What
A robots.txt file is a text file containing rules about which crawlers may access which parts of a site. You can write and edit it with any basic text editor.
Why
Wye use a robots.txt file. It can do many things like:
Controlling Crawler Access
- You can block entire sections of your website, specific file types like PDFs or archives, or even individual pages if you don't want them to be indexed or accessible to search engines. This can be useful for things like internal search results pages, test pages, or content under development.

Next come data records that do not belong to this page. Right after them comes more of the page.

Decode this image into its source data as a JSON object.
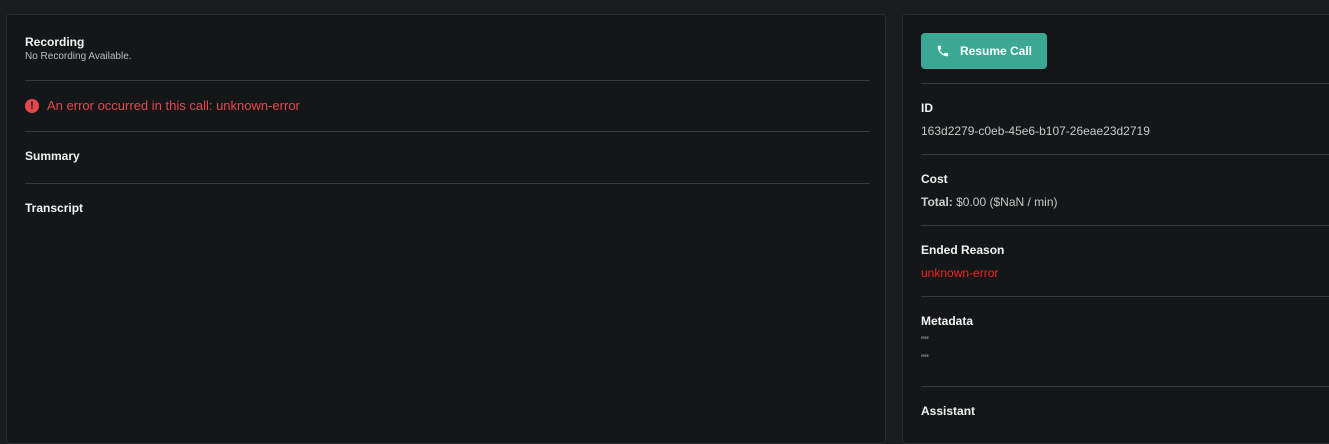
{
  "left": {
    "recording_title": "Recording",
    "recording_subtitle": "No Recording Available.",
    "error_text": "An error occurred in this call: unknown-error",
    "summary_title": "Summary",
    "transcript_title": "Transcript"
  },
  "right": {
    "resume_button": "Resume Call",
    "id_title": "ID",
    "id_value": "163d2279-c0eb-45e6-b107-26eae23d2719",
    "cost_title": "Cost",
    "cost_total_label": "Total:",
    "cost_total_value": "$0.00 ($NaN / min)",
    "ended_reason_title": "Ended Reason",
    "ended_reason_value": "unknown-error",
    "metadata_title": "Metadata",
    "metadata_lines": [
      "\"\"",
      "\"\""
    ],
    "assistant_title": "Assistant"
  },
  "colors": {
    "accent": "#3aa892",
    "error": "#e5484d",
    "ended_reason": "#ff1f1f",
    "panel_bg": "#141718"
  },
  "icons": {
    "error": "exclamation-circle-icon",
    "resume": "phone-icon"
  }
}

- Conversely, you can also specifically direct crawlers to important pages you want them to prioritise for indexing.
Managing Crawl Rate
- If your website receives a lot of traffic, you can use robots.txt to limit the number of requests a specific crawler can make within a certain timeframe. This helps prevent your server from getting overloaded and ensures crawlers don't consume excessive resources.
Improving Search Engine Optimisation (SEO)
- By excluding unnecessary or duplicate content from indexing, you can ensure search engines focus on the most relevant and valuable pages on your website, potentially improving your search ranking.
Preventing Content Scraping
- While not foolproof, robots.txt can discourage automated bots from stealing your content by disallowing access to specific directories or files.
How
You must place the robots.txt file in the top-level directory of a site, on a supported protocol. The URL for the robots.txt file is (like other URLs) case-sensitive. In case of Google Search, the supported protocols are HTTP, HTTPS, and FTP. On HTTP and HTTPS, crawlers fetch the robots.txt file with an HTTP non-conditional GET request.
Using your text editor your write the file like this, this is the robots.txt file on this website:
User-agent: Googlebot
Disallow: /nogooglebot/
User-agent: *
Allow: /
Sitemap: https://forestpathways.co.uk/cms-data/blog/words/words-sitemap.xml
Sitemap: https://forestpathways.co.uk/sitemap/folder/
Sitemap: https://forestpathways.co.uk/sitemap/index/
Note:
- While following robots.txt is common practice for search engines, they won't penalize you for not having one.However, using it effectively can enhance your website's visibility and performance in search results.